Gender Pay Gap Widening Among Top Earners in U.K.

Gender Pay Gap
A woman is surrounded by men in Berlin, on November 9, 2011. U.K. companies with a workforce of 250 or more have until April 2018 to disclose information about average pay for male and female employees. Johannes Eisele/Getty

The gender pay gap in the U.K. is as prevalent as ever among top earners with men making up 80 percent of those on an annual wage of £119,000 ($154,300) or more, a study has revealed.

The London School of Economics' International Inequalities Institute looked at women's share of income since the 1980s.

They found the presence of women in the top income groups had generally increased over time, except in Australia. But the growth in the proportion of women had been faster for the top 10 percent than among the very richest, or top 0.1 percent.

While the gap had narrowed among the wealthiest 10 percent, the share in the top 0.1 percent—53,000 people in the U.K.—was virtually unchanged.

In the U.K. only 9 percent of top earners, paid £456,000 ($591,300) or more, were women.
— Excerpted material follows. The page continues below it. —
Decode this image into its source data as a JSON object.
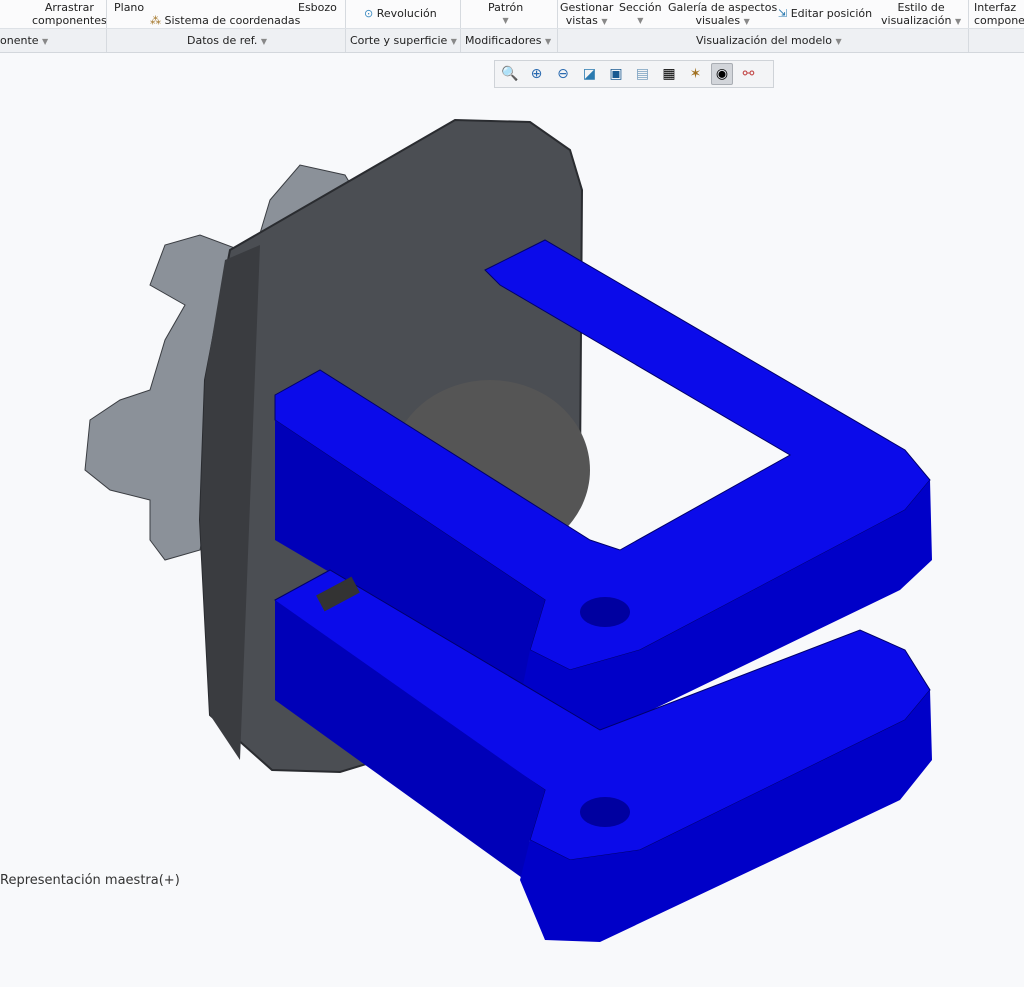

This was the lowest female representation among six countries mentioned in the report, where data was available for 2013. The highest was 16.6 percent, in Spain.

In the U.K., women made up 28 percent of the top 10 percent income group, which covers those on annual pre-tax incomes of £40,400 ($52,300) or more, using 2013 figures.

Women comprised 18 percent of the U.K.'s top 1 percent—those on £119,000 ($154,300) or more.

According to a recent report from consultants Deloitte, it will be more than half a century before the gender pay gap closes in the U.K.